Why average wage may not double for a century

New report says ‘dismal productivity’ following the financial crisis has halved wage growth in UK

The average wage of workers in Britain will take almost a century to double as the country counts the cost of economic stagnation, experts are warning.

According to a new report from the Resolution Foundation think tank, if recent levels of pay growth continue, it will be 2099 by the time real earnings double - much later than was forecast prior to the 2008 financial crisis.

Economists “have blamed weak levels of productivity growth in the decade since the crash for the failure to boost workers’ pay because the measure of economic output per hour of work helps companies to generate greater profits with fewer resources – enabling them to raise the wages of their workers”, reports The Guardian.

Latest figures from the Office for National Statistics show that the average wage, including bonuses, in the UK in July stood at £491 per week (£25,532 a year) before taxes and other deductions - around £31 lower than the pre-downturn peak of £522 per week (£27,144 a year) in February 2008.
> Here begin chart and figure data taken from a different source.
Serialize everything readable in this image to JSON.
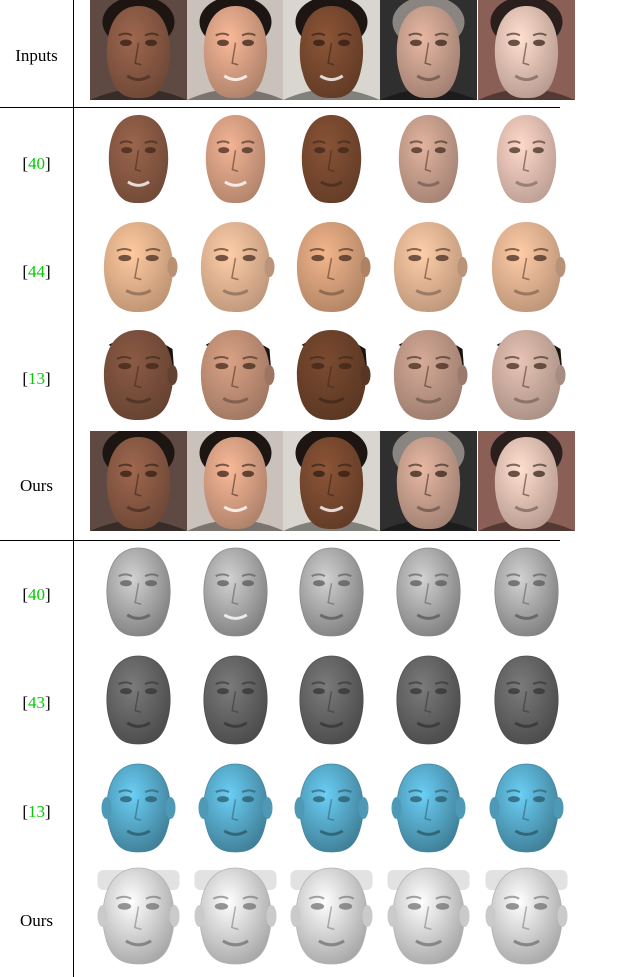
{
  "rows": [
    {
      "label": "Inputs",
      "kind": "photo"
    },
    {
      "label_prefix": "[",
      "ref": "40",
      "label_suffix": "]",
      "kind": "texface"
    },
    {
      "label_prefix": "[",
      "ref": "44",
      "label_suffix": "]",
      "kind": "texface"
    },
    {
      "label_prefix": "[",
      "ref": "13",
      "label_suffix": "]",
      "kind": "texface"
    },
    {
      "label": "Ours",
      "kind": "photo"
    },
    {
      "label_prefix": "[",
      "ref": "40",
      "label_suffix": "]",
      "kind": "shape"
    },
    {
      "label_prefix": "[",
      "ref": "43",
      "label_suffix": "]",
      "kind": "shape"
    },
    {
      "label_prefix": "[",
      "ref": "13",
      "label_suffix": "]",
      "kind": "shape"
    },
    {
      "label": "Ours",
      "kind": "shape"
    }
  ],
  "colors": {
    "citation": "#00cc00",
    "skin_tones": [
      "#8a5a44",
      "#d9a184",
      "#7a4a30",
      "#c9a08e",
      "#e6c2b4"
    ],
    "backgrounds": [
      "#5e4a42",
      "#c9c1ba",
      "#d9d6cf",
      "#2f2f2f",
      "#8a5f55"
    ],
    "shape_gray_light": "#b7b7b7",
    "shape_gray_dark": "#6b6b6b",
    "shape_blue": "#5cb4d6",
    "shape_white": "#eeeeee"
  }
}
By contrast, in the period from 1945 to 2002, real wages doubled on average every 29 years. 

Since 2014, nominal pay growth has risen by an average of just 2.2% - about half the 4% pace before the crisis.
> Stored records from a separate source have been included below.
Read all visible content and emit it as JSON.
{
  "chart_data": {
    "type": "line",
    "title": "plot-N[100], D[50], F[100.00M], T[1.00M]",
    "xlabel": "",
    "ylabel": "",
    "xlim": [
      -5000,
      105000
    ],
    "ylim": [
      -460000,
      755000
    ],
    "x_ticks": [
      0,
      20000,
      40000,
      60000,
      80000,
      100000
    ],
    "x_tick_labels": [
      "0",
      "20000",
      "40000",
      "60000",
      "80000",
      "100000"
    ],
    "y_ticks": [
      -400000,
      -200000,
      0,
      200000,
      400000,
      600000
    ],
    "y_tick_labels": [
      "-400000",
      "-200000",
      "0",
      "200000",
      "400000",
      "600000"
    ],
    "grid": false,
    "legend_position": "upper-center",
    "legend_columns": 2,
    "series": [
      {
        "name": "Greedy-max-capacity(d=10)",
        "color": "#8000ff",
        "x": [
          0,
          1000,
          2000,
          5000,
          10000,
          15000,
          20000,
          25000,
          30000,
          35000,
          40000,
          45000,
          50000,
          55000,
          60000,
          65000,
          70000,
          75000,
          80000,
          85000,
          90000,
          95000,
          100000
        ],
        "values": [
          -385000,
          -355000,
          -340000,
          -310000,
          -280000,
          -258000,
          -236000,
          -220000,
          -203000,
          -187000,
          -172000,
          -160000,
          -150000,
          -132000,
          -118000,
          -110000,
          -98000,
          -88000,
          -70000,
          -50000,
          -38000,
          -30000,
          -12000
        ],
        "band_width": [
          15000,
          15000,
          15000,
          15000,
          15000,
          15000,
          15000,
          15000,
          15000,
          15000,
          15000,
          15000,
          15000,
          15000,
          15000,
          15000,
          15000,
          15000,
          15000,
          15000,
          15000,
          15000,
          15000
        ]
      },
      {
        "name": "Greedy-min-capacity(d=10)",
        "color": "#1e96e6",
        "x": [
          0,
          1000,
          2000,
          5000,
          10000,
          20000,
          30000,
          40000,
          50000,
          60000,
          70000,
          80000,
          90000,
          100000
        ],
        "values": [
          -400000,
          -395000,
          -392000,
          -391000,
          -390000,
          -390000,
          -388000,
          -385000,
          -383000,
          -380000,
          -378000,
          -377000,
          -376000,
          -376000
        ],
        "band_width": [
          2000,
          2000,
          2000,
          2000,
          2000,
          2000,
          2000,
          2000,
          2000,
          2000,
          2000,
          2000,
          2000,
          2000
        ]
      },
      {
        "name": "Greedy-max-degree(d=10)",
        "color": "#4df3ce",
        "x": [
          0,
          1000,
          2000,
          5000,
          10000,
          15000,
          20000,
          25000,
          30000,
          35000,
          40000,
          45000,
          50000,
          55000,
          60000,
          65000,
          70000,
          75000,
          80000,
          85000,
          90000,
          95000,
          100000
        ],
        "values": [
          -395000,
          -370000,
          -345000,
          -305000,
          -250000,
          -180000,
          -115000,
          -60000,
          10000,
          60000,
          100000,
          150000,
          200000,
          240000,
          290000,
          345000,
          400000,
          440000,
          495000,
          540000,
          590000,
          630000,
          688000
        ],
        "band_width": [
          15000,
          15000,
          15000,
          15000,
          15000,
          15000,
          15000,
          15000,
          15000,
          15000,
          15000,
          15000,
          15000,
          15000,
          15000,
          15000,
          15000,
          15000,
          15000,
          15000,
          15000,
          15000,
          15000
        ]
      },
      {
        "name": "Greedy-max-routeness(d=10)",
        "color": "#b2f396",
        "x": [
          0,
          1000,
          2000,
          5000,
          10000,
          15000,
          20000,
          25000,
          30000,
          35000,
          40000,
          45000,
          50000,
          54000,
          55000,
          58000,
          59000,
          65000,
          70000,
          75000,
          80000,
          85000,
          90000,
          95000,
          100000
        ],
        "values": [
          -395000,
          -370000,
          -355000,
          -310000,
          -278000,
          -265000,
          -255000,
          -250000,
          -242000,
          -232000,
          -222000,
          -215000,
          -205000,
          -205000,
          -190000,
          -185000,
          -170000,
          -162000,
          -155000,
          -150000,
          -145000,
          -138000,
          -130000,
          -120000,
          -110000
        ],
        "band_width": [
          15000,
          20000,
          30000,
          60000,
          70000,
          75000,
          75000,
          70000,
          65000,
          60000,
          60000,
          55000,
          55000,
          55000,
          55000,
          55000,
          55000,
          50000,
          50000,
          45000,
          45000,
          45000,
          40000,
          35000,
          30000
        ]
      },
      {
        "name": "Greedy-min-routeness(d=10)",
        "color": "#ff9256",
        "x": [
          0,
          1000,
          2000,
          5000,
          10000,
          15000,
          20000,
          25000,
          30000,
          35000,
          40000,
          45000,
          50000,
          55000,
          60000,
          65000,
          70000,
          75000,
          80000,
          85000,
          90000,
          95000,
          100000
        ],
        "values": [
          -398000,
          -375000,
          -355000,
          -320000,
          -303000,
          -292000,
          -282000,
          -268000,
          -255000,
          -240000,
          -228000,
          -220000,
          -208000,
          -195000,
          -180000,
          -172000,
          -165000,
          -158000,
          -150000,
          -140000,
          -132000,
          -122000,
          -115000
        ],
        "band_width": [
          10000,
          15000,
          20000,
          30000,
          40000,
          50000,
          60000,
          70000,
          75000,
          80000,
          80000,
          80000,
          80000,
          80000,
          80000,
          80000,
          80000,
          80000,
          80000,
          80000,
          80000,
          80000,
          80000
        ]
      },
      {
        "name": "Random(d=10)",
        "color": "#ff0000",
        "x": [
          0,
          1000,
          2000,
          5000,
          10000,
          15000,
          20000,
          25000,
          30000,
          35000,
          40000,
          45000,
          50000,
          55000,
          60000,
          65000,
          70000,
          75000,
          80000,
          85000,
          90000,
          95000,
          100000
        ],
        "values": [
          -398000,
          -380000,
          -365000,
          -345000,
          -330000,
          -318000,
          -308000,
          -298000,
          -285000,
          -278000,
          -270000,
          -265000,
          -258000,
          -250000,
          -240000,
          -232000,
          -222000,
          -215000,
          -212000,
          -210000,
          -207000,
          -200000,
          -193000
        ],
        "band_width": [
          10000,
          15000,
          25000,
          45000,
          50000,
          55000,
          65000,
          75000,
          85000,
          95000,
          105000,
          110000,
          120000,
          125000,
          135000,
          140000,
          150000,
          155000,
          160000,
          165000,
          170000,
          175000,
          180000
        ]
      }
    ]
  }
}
Bloomberg reports that about 700,000 workers in Britain are looking to take on more hours, up from 500,000 people before the crisis. Meanwhile, international research published last week found that almost half of all people on zero-hours contracts want more regular work and greater levels of job security.

Stephen Clarke, senior economic analyst at the Resolution Foundation, said: “Britain is living through a painful pay puzzle, where earnings growth remains rooted below 3% even while unemployment has fallen to a 40-year low.

“Understanding the real reasons why pay is performing so badly is one of the biggest challenges we face because, unless we fix it, it could take until the end of the century for real wages to double. Our work has shown that there are three core factors behind Britain’s pay problems, people wanting more hours or secure work, a diminishing ‘skills tailwind’, and terrible productivity growth.

“While the first trend is now fading, tackling the other two related problems isn’t easy. But that shouldn’t stop policymakers doing everything they can to address them, as the strength of all our pay rises in the future will ultimately depend on Britain solving its current pay puzzle.”